Trump conspiracy theorists excited he'll declare martial law before Biden inauguration
Alex Jones of Infowars arrives to speak to participants in the MAGA Million March For Trump rally outside the Supreme Court building in Washington, D.C., on November 14, 2020. - Yuri Gripas/Abaca Press/TNS

There is a slew of conspiracy theories that all come to a head on Wednesday. One claims that cell phones will somehow stop working, protests are planned, and attacks are rumored. The latest conspiracy is that President Donald Trump will declare martial law before President-elect Joe Biden can be inaugurated, using the Emergency Broadcast System to announce it.

CNN.com reported that the QAnon crowd on Parler is flocking to fake posts from spoofed accounts.

"Nothing can stop this," says a Telegram account pretending to be Joint Chiefs of Staff Gen. John Hyten. "They can no longer hide in the shadows."
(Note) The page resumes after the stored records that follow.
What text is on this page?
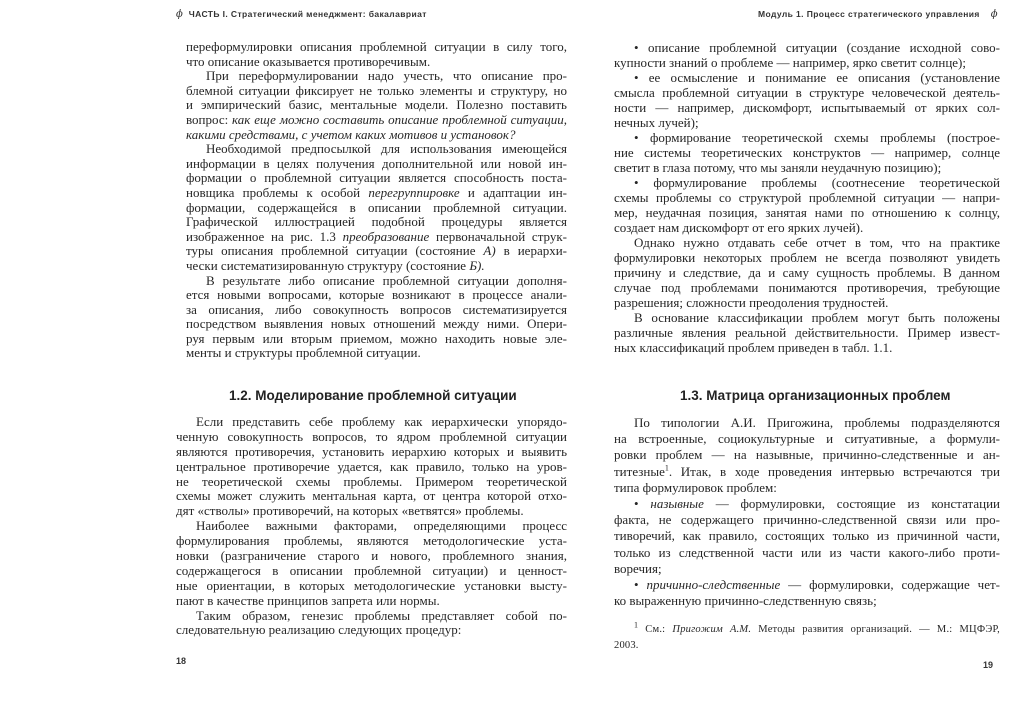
ϕ ЧАСТЬ I. Стратегический менеджмент: бакалавриат
переформулировки описания проблемной ситуации в силу того,
что описание оказывается противоречивым.
При переформулировании надо учесть, что описание про-
блемной ситуации фиксирует не только элементы и структуру, но
и эмпирический базис, ментальные модели. Полезно поставить
вопрос: как еще можно составить описание проблемной ситуации,
какими средствами, с учетом каких мотивов и установок?
Необходимой предпосылкой для использования имеющейся
информации в целях получения дополнительной или новой ин-
формации о проблемной ситуации является способность поста-
новщика проблемы к особой перегруппировке и адаптации ин-
формации, содержащейся в описании проблемной ситуации.
Графической иллюстрацией подобной процедуры является
изображенное на рис. 1.3 преобразование первоначальной струк-
туры описания проблемной ситуации (состояние А) в иерархи-
чески систематизированную структуру (состояние Б).
В результате либо описание проблемной ситуации дополня-
ется новыми вопросами, которые возникают в процессе анали-
за описания, либо совокупность вопросов систематизируется
посредством выявления новых отношений между ними. Опери-
руя первым или вторым приемом, можно находить новые эле-
менты и структуры проблемной ситуации.
1.2. Моделирование проблемной ситуации
Если представить себе проблему как иерархически упорядо-
ченную совокупность вопросов, то ядром проблемной ситуации
являются противоречия, установить иерархию которых и выявить
центральное противоречие удается, как правило, только на уров-
не теоретической схемы проблемы. Примером теоретической
схемы может служить ментальная карта, от центра которой отхо-
дят «стволы» противоречий, на которых «ветвятся» проблемы.
Наиболее важными факторами, определяющими процесс
формулирования проблемы, являются методологические уста-
новки (разграничение старого и нового, проблемного знания,
содержащегося в описании проблемной ситуации) и ценност-
ные ориентации, в которых методологические установки высту-
пают в качестве принципов запрета или нормы.
Таким образом, генезис проблемы представляет собой по-
следовательную реализацию следующих процедур:
18
Модуль 1. Процесс стратегического управления ϕ
• описание проблемной ситуации (создание исходной сово-
купности знаний о проблеме — например, ярко светит солнце);
• ее осмысление и понимание ее описания (установление
смысла проблемной ситуации в структуре человеческой деятель-
ности — например, дискомфорт, испытываемый от ярких сол-
нечных лучей);
• формирование теоретической схемы проблемы (построе-
ние системы теоретических конструктов — например, солнце
светит в глаза потому, что мы заняли неудачную позицию);
• формулирование проблемы (соотнесение теоретической
схемы проблемы со структурой проблемной ситуации — напри-
мер, неудачная позиция, занятая нами по отношению к солнцу,
создает нам дискомфорт от его ярких лучей).
Однако нужно отдавать себе отчет в том, что на практике
формулировки некоторых проблем не всегда позволяют увидеть
причину и следствие, да и саму сущность проблемы. В данном
случае под проблемами понимаются противоречия, требующие
разрешения; сложности преодоления трудностей.
В основание классификации проблем могут быть положены
различные явления реальной действительности. Пример извест-
ных классификаций проблем приведен в табл. 1.1.
1.3. Матрица организационных проблем
По типологии А.И. Пригожина, проблемы подразделяются
на встроенные, социокультурные и ситуативные, а формули-
ровки проблем — на назывные, причинно-следственные и ан-
титезные$^1$. Итак, в ходе проведения интервью встречаются три
типа формулировок проблем:
• назывные — формулировки, состоящие из констатации
факта, не содержащего причинно-следственной связи или про-
тиворечий, как правило, состоящих только из причинной части,
только из следственной части или из части какого-либо проти-
воречия;
• причинно-следственные — формулировки, содержащие чет-
ко выраженную причинно-следственную связь;
$^1$ См.: Пригожим А.М. Методы развития организаций. — М.: МЦФЭР,
2003.
19
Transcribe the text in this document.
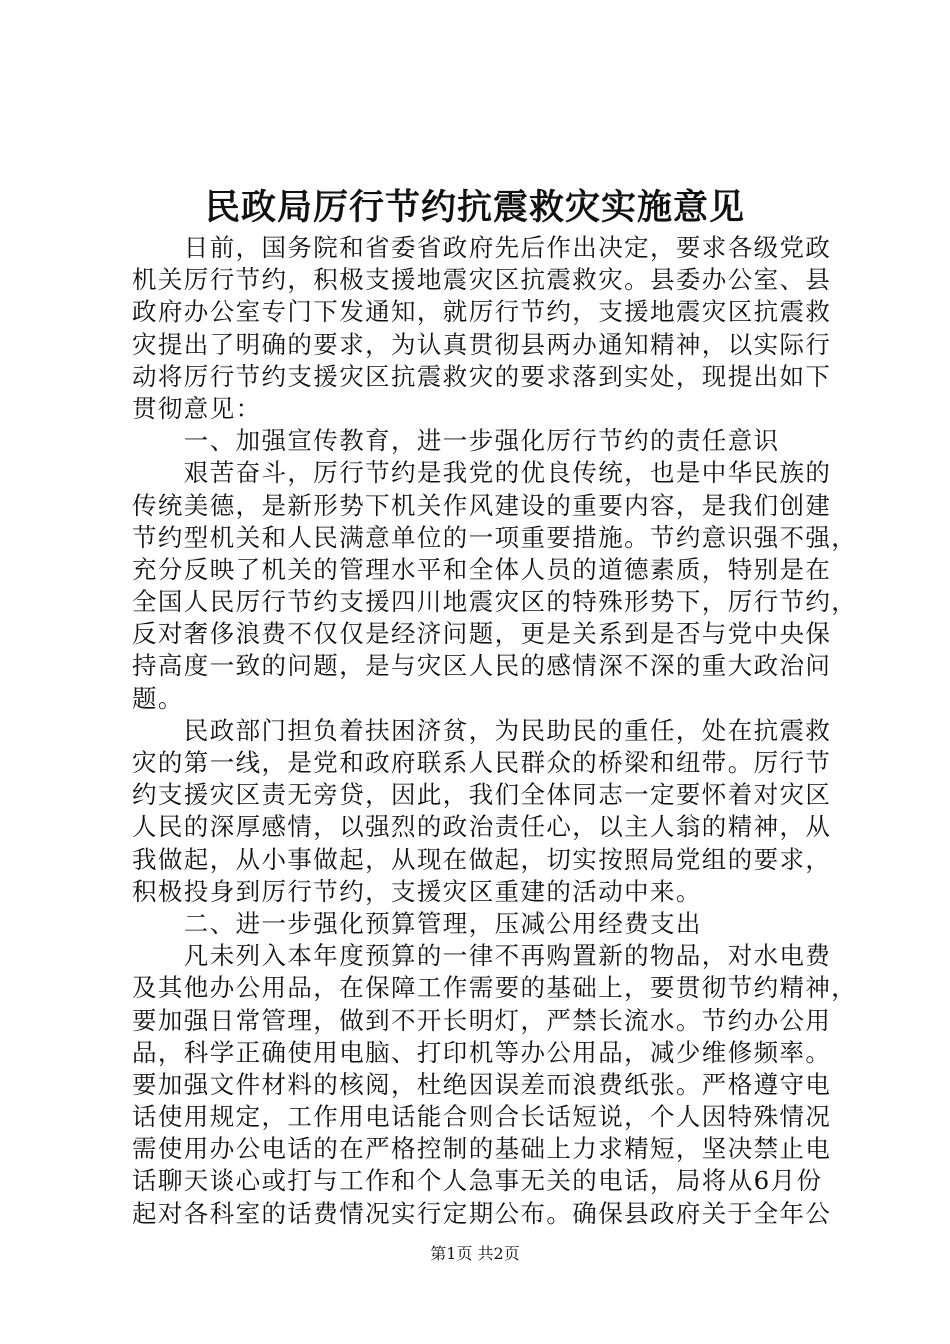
民政局厉行节约抗震救灾实施意见
　　日前，国务院和省委省政府先后作出决定，要求各级党政
机关厉行节约，积极支援地震灾区抗震救灾。县委办公室、县
政府办公室专门下发通知，就厉行节约，支援地震灾区抗震救
灾提出了明确的要求，为认真贯彻县两办通知精神，以实际行
动将厉行节约支援灾区抗震救灾的要求落到实处，现提出如下
贯彻意见：
　　一、加强宣传教育，进一步强化厉行节约的责任意识
　　艰苦奋斗，厉行节约是我党的优良传统，也是中华民族的
传统美德，是新形势下机关作风建设的重要内容，是我们创建
节约型机关和人民满意单位的一项重要措施。节约意识强不强，
充分反映了机关的管理水平和全体人员的道德素质，特别是在
全国人民厉行节约支援四川地震灾区的特殊形势下，厉行节约，
反对奢侈浪费不仅仅是经济问题，更是关系到是否与党中央保
持高度一致的问题，是与灾区人民的感情深不深的重大政治问
题。
　　民政部门担负着扶困济贫，为民助民的重任，处在抗震救
灾的第一线，是党和政府联系人民群众的桥梁和纽带。厉行节
约支援灾区责无旁贷，因此，我们全体同志一定要怀着对灾区
人民的深厚感情，以强烈的政治责任心，以主人翁的精神，从
我做起，从小事做起，从现在做起，切实按照局党组的要求，
积极投身到厉行节约，支援灾区重建的活动中来。
　　二、进一步强化预算管理，压减公用经费支出
　　凡未列入本年度预算的一律不再购置新的物品，对水电费
及其他办公用品，在保障工作需要的基础上，要贯彻节约精神，
要加强日常管理，做到不开长明灯，严禁长流水。节约办公用
品，科学正确使用电脑、打印机等办公用品，减少维修频率。
要加强文件材料的核阅，杜绝因误差而浪费纸张。严格遵守电
话使用规定，工作用电话能合则合长话短说，个人因特殊情况
需使用办公电话的在严格控制的基础上力求精短，坚决禁止电
话聊天谈心或打与工作和个人急事无关的电话，局将从6月份
起对各科室的话费情况实行定期公布。确保县政府关于全年公
第1页 共2页
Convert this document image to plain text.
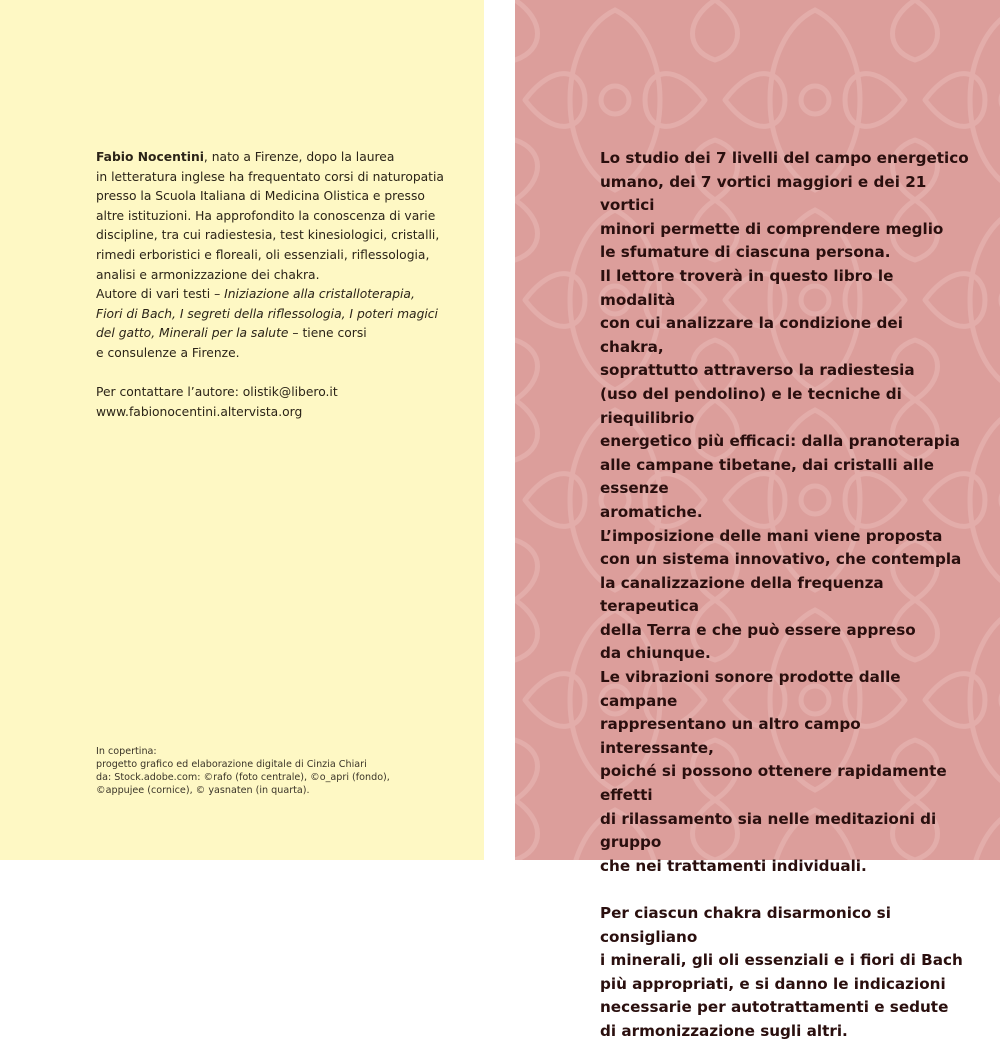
Fabio Nocentini, nato a Firenze, dopo la laurea

in letteratura inglese ha frequentato corsi di naturopatia

presso la Scuola Italiana di Medicina Olistica e presso

altre istituzioni. Ha approfondito la conoscenza di varie

discipline, tra cui radiestesia, test kinesiologici, cristalli,

rimedi erboristici e floreali, oli essenziali, riflessologia,

analisi e armonizzazione dei chakra.

Autore di vari testi – Iniziazione alla cristalloterapia,

Fiori di Bach, I segreti della riflessologia, I poteri magici

del gatto, Minerali per la salute – tiene corsi

e consulenze a Firenze.

Per contattare l’autore: olistik@libero.it

www.fabionocentini.altervista.org

In copertina:

progetto grafico ed elaborazione digitale di Cinzia Chiari

da: Stock.adobe.com: ©rafo (foto centrale), ©o_apri (fondo),

©appujee (cornice), © yasnaten (in quarta).

Lo studio dei 7 livelli del campo energetico

umano, dei 7 vortici maggiori e dei 21 vortici

minori permette di comprendere meglio

le sfumature di ciascuna persona.

Il lettore troverà in questo libro le modalità

con cui analizzare la condizione dei chakra,

soprattutto attraverso la radiestesia

(uso del pendolino) e le tecniche di riequilibrio

energetico più efficaci: dalla pranoterapia

alle campane tibetane, dai cristalli alle essenze

aromatiche.

L’imposizione delle mani viene proposta

con un sistema innovativo, che contempla

la canalizzazione della frequenza terapeutica

della Terra e che può essere appreso

da chiunque.

Le vibrazioni sonore prodotte dalle campane

rappresentano un altro campo interessante,

poiché si possono ottenere rapidamente effetti

di rilassamento sia nelle meditazioni di gruppo

che nei trattamenti individuali.

Per ciascun chakra disarmonico si consigliano

i minerali, gli oli essenziali e i fiori di Bach

più appropriati, e si danno le indicazioni

necessarie per autotrattamenti e sedute

di armonizzazione sugli altri.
"Last hours," it said about 20 minutes later. It then posted photos of soldiers in uniform behind a Washington, D.C. fence saying, "Stay in your homes."

Among those most ardent Trump cultists who believe that the election was stolen, there is a belief that a reckoning is coming on Wednesday. Some kind of war will break out and the outgoing president will rise to power.

"After the [Jan. 6] riot, similar groups of people had faith that they could hang back and wait because Trump and the military would take action," said CNN.com. "But given the way conspiracy theories work generally, and the way they have proliferated after the riot, it is easy to imagine these theories spinning out in new ways once it is clear no such action is coming. Much of the discussion around martial law online ultimately connects to QAnon, which has long had a promise of and a lust for blood. But the people who are excitedly discussing the possibility of a military takeover may not know the origins of their obsession. And the phenomenon does not appear to be confined to a niche corner of the internet."

Trump fans are warning their followers to stock up on food because martial law will begin. One YouTube star who purports to have an alien mother and alien daughter has more than 3.5 million views on a video saying Trump signed the Insurrection Act. Another video with 1.7 million views says as much as 85 percent of Congress could be arrested.

TikTok too has thousands of videos seen by tens of thousands of viewers about the same conspiracies. Many seem excited about the prospect of the downfall of America while others are rushing to bring it about.